Descriptive and Inferential Statistics are the two major branches of statistical analysis. By definition, descriptive statistics are used to summarize a sample or information about the sample. Inferential statistics, on the other hand, are used to make inferences or generalizations about the broader population. In this post, we will use a real-life(ish) example to illustrate the difference between the two.
Related: Top 10 Machine Learning and Data Science Courses
Picture this. You own a restaurant and want to know how your business is being perceived by people. So, you give one of your staff, Amy, the responsibility of carrying out a small survey of your customers to see how they feel. Amy is really excited about the prospect of earning some extra cash and goes head on to collect information from every client who visits your restaurant. At the end of the week, Amy comes to you with a giant grin on her face and hands to you a long list of numbers that contain how many points each client has given your business. You stare down at this soup of numbers and scratch your head as you have no idea what to make of it! You’re probably considering firing Amy at the moment, right?
Well, Amy’s efforts weren’t exactly in vain, but what she should have done instead of just handing you a bunch of numbers was to represent these numbers in a more meaningful way so that you could make a proper inference from them. This is where statistical analysis comes into play.
Descriptive Statistics
Let’s try to understand this in terms of our example. Amy got hold of about 100 customer feedbacks. Say your customers filled out a survey form where they scored your restaurant on a scale of 1 to 10. She could have organized these scores into a chart or graph to let you pictorially deduce how many of your customers think your food rocks. Assuming 75 of them gave you more than 5 points, while 25 of them gave you less than 5 points. It would serve you better if Amy had created a Pie chart that clearly indicated what percentage of your clients/customers love you. In this case, you could easily see that 75% percent of your customers like you, so you’re right on track!
She could also have calculated an average of all the scores to give you an idea of the general client sentiment. So, if most of the clients scored you between 6 and 7, your average would come to around 6.5, showing that it’s not all the bad, but you could do better. There are many other ways to visualize data or draw an inference from a limited set of data. These include other measures of central tendency like median and mode as well as measures of dispersion, like variance and standard deviation. These values can give you an idea of how varied the opinions of your customers are. Altogether all these measures and visualizations could give you a pretty good idea about how your business is doing.
Inferential Statistics
Now, what if your company is really big and you have branches or franchises all over the world? In that case, you would be dealing with the sentiments of millions of people here. Would it be possible to get the opinions of every client who visits every branch/ franchise of yours in every country? Well, I wouldn’t say it’s impossible, but it will surely cost you an arm and a leg. The wise thing to do in such a situation is to pick a representative sample from the entire population of clients/customers, derive an inference from the set and then extrapolate your results to the entire population. While this process isn’t completely error-free, it can give you a reasonably accurate idea about your entire client base. So, if you take a sample of, say 1000 randomly selected customer opinions and find that 80% of them like your services, you can be fairly confident that a good portion of your entire population of clients also feel the same way.

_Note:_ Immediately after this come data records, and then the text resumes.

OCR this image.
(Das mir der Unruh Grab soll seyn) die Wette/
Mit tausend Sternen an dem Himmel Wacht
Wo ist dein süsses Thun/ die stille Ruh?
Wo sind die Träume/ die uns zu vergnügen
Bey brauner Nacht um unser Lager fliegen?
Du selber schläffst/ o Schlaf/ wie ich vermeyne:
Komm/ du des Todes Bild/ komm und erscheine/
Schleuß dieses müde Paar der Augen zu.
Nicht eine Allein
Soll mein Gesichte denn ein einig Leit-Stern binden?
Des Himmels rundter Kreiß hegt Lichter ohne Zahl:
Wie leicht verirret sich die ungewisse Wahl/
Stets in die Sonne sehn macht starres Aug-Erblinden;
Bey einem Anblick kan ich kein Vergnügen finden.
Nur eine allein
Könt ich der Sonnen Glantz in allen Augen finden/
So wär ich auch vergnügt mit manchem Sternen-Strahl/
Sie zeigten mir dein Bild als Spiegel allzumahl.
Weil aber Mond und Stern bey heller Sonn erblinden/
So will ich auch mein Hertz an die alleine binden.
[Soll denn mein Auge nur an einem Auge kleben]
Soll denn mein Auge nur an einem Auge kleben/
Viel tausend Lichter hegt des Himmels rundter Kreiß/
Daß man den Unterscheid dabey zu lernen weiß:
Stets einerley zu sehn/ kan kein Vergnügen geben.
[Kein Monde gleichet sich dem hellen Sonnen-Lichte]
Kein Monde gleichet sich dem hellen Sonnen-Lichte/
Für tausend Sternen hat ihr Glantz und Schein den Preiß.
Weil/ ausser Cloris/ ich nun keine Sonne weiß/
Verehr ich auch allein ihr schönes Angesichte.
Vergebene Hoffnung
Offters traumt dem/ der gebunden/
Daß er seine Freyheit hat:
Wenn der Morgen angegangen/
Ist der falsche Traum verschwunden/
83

The challenge, however, lies in finding a sample that best represents the entire population. You don’t just want to pick a sample that only has clients from a particular country or from a particular social status. The best sample is one where every person in your customer base has an equal chance of being included in the sample, and there are many strategies available to help you do that. The main gist of the matter is that inferential statistics involves reaching conclusions about a large population, based on information obtained from a smaller sample of data in that population.
Descriptive vs Inferential Statistics:
In descriptive statistics, we work on a group of data that we want to describe and then measure every subject in that group. The statistical representative numbers or visual representations that we obtain usually describes the whole group with certainty.
In inferential statistics, we take a sample of the data from the entire population of data that we want to work on and then get some statistical representative numbers or visual representations for that sample. These results cannot speak of the whole population with complete certainty but can give us an understanding of the entire population.